Les Mangeurs d’Absolu est de ces livres inclassables, attachants et auxquels on peut se surprendre à repenser au détour d’une errance passagère, d’une absence tranquille. Formellement d’abord, le livre oscille entre opuscule poétique, façon recueil d’aphorismes ou de pensées, et livre illustré ; chaque page déroulant le même dispositif : une simple illustration légendée d’un court texte. Le ton est tour à tour drôle et mélancolique, absurde ou plus amer. Si l’ensemble peut se lire comme une grande histoire – les personnages se croisant au fil des pages dans un manège enchanteur – il n’est pas impossible non plus de prendre à plaisir à picorer ici et là quelques passages qui, mêmes volés à l’ensemble, n’en gardent pas moins une gracieuse signification.

Il est forcément inutile de résumer les intrigues qui se tissent donc ici : qu’il soit juste expliqué qu’Alexandre Kha nous parle ici de petits bonheurs simples et de grands drames du quotidien ; des moments de vie touchants ou fantastiques, des rencontres et des ruptures, des amours perdus et des espoirs retrouvés. Là, un homme fait un long chemin pour se suicider avant de se réveiller au petit matin, ragaillardi et prêt à reconquérir de nouveaux horizons. Il y a aussi ce musicien qui écoute le souffle du vent dans le feuillage des bouleaux, cette jeune fille qui a force de se regarder dans le miroir passe de l’autre côté, ou ce modeste employé de bureau qui cherche l’âme sœur dans n’importe quel regard croisé.

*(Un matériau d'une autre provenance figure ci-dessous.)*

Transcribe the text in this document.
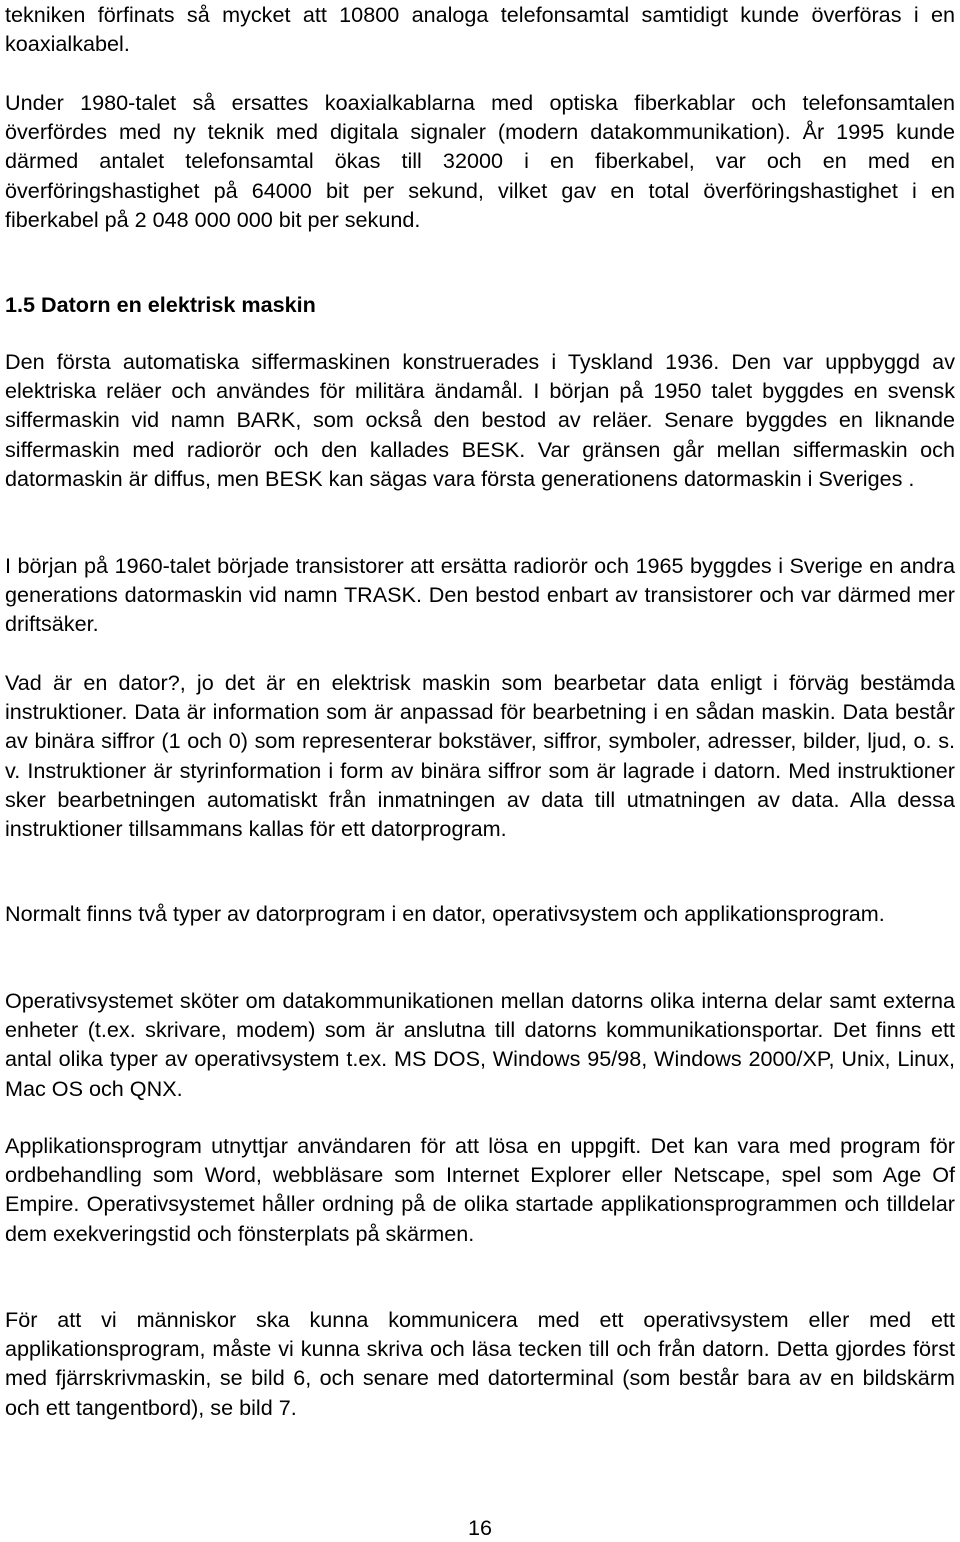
tekniken förfinats så mycket att 10800 analoga telefonsamtal samtidigt kunde överföras i en koaxialkabel.

Under 1980-talet så ersattes koaxialkablarna med optiska fiberkablar och telefonsamtalen överfördes med ny teknik med digitala signaler (modern datakommunikation). År 1995 kunde därmed antalet telefonsamtal ökas till 32000 i en fiberkabel, var och en med en överföringshastighet på 64000 bit per sekund, vilket gav en total överföringshastighet i en fiberkabel på 2 048 000 000 bit per sekund.

1.5 Datorn en elektrisk maskin

Den första automatiska siffermaskinen konstruerades i Tyskland 1936. Den var uppbyggd av elektriska reläer och användes för militära ändamål. I början på 1950 talet byggdes en svensk siffermaskin vid namn BARK, som också den bestod av reläer. Senare byggdes en liknande siffermaskin med radiorör och den kallades BESK. Var gränsen går mellan siffermaskin och datormaskin är diffus, men BESK kan sägas vara första generationens datormaskin i Sveriges .

I början på 1960-talet började transistorer att ersätta radiorör och 1965 byggdes i Sverige en andra generations datormaskin vid namn TRASK. Den bestod enbart av transistorer och var därmed mer driftsäker.

Vad är en dator?, jo det är en elektrisk maskin som bearbetar data enligt i förväg bestämda instruktioner. Data är information som är anpassad för bearbetning i en sådan maskin. Data består av binära siffror (1 och 0) som representerar bokstäver, siffror, symboler, adresser, bilder, ljud, o. s. v. Instruktioner är styrinformation i form av binära siffror som är lagrade i datorn. Med instruktioner sker bearbetningen automatiskt från inmatningen av data till utmatningen av data. Alla dessa instruktioner tillsammans kallas för ett datorprogram.

Normalt finns två typer av datorprogram i en dator, operativsystem och applikationsprogram.

Operativsystemet sköter om datakommunikationen mellan datorns olika interna delar samt externa enheter (t.ex. skrivare, modem) som är anslutna till datorns kommunikationsportar. Det finns ett antal olika typer av operativsystem t.ex. MS DOS, Windows 95/98, Windows 2000/XP, Unix, Linux, Mac OS och QNX.

Applikationsprogram utnyttjar användaren för att lösa en uppgift. Det kan vara med program för ordbehandling som Word, webbläsare som Internet Explorer eller Netscape, spel som Age Of Empire. Operativsystemet håller ordning på de olika startade applikationsprogrammen och tilldelar dem exekveringstid och fönsterplats på skärmen.

För att vi människor ska kunna kommunicera med ett operativsystem eller med ett applikationsprogram, måste vi kunna skriva och läsa tecken till och från datorn. Detta gjordes först med fjärrskrivmaskin, se bild 6, och senare med datorterminal (som består bara av en bildskärm och ett tangentbord), se bild 7.

16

Derrière leurs figures animales, les personnages mis en scène ici restent donc forcément trop humains, les faiblesses de l’âme solidement harnachées à ces longues silhouettes fragiles. Chacun vivant avec ses rêves et ses désirs, chacun égaré dans un égoïsme qui encombre inévitablement la route vers un utopique bonheur. En quête d’absolu, ces êtres en oublient de vivre et l’amour destructeur qui les anime parfois gâche quelques belles histoires : au final beaucoup reste seul, persuadés d’avoir fait les bons choix, enfermés dans des certitudes trompeuses.

Le trait filiforme de Kha – on pense à Saint-Exupéry - se faufile discrètement dans la page avant de se faire une place à part, frêle mais bien présente, indéniable, à la fois immatérielle et indéracinable. Ce trait faussement fragile se marie parfaitement à ces instants volés au hasard et l’ensemble ressemble aux bribes d’un rêve qu’on essaiera de remettre en place au réveil : il y avait une grosse dame dans une maison qui chantait, et puis un peintre et aussi un épouvantail… Et de ces restes nocturnes, perdus en cours de veille, restent quelques instants poétiques touchants qui vous marquent et vous poursuivent pour quelque temps encore.